En fonction de la contribution de chacun, c’est à dire par son taux d’imposition, qui définira sa part dans le financement de l’entreprise. On en déduira les allocations reçues, les subventions et les niches fiscales pour déterminer la véritable part de chacun qu’il a dans les entreprises d’État. Les fonctionnaires ne pourront être concernées, car ces derniers ne payent pas en vérité d’impôts (ils ne font qu’une rétrocession d’une partie du salaire que leur verse l’État... à l’État).
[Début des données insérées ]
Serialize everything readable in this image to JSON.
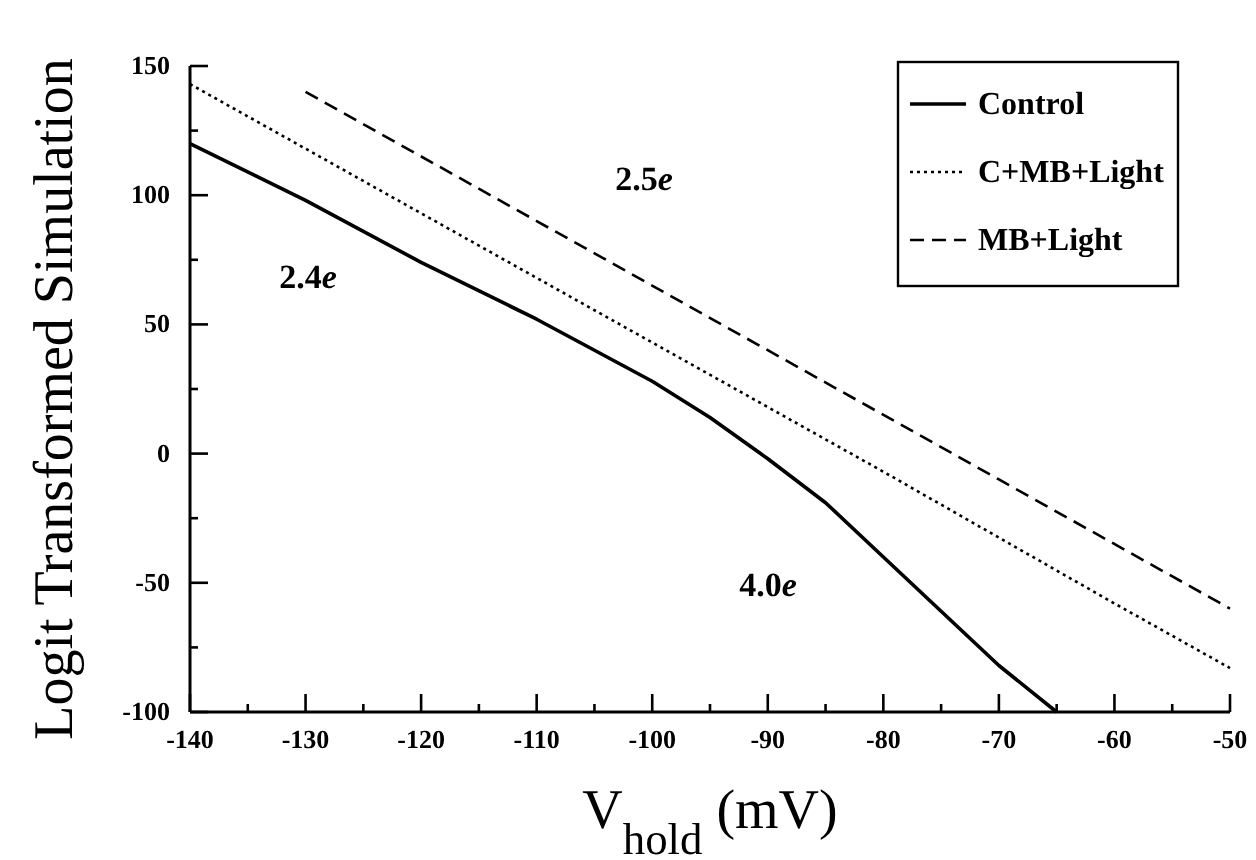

Ce n’est qu’après que chaque citoyen pourra disposer comme bon lui semble de ses actions, qu’il pourra alors revendre à des groupes financiers ou à de riches particuliers ou les garder. Ainsi le processus de privatisation aura été véritablement juste : il y aura eu retour du bien à son propriétaire légitime, qui dans notre cas est le contribuable.
Utopique ? Certainement, et aucun partie politique n’aurait l’audace d’inclure cette « privatisation » des biens publics dans son programme.

Mais cette réflexion n’en est pas moins essentielle, car elle rappelle à chacun que c’est le contribuable qui est le véritable propriétaire des biens de l’État et non pas les Hommes de l’État.

Car ce que l’on risque de voir dans les privatisations à venir (et qui risque d’être nombreuses), est un processus de redistribution de richesses entre puissants où des biens iront souvent à de puissants groupes financiers ou de riches et influents particuliers aux liens très étroits avec l’État,comme les banques qui sont des organismes paraétatiques (parfois même les acheteurs seront les hommes d’Etats eux même ou leurs proches) et où l’argent ira dans les mains de ces mêmes Hommes d’États en excluant complètement le contribuable dans cette opération frauduleuse.

La privatisation, et le libéralisme, sera alors de nouveau perçu comme un système inégalitaire fait uniquement pour les riches, dont la défense deviendra difficile.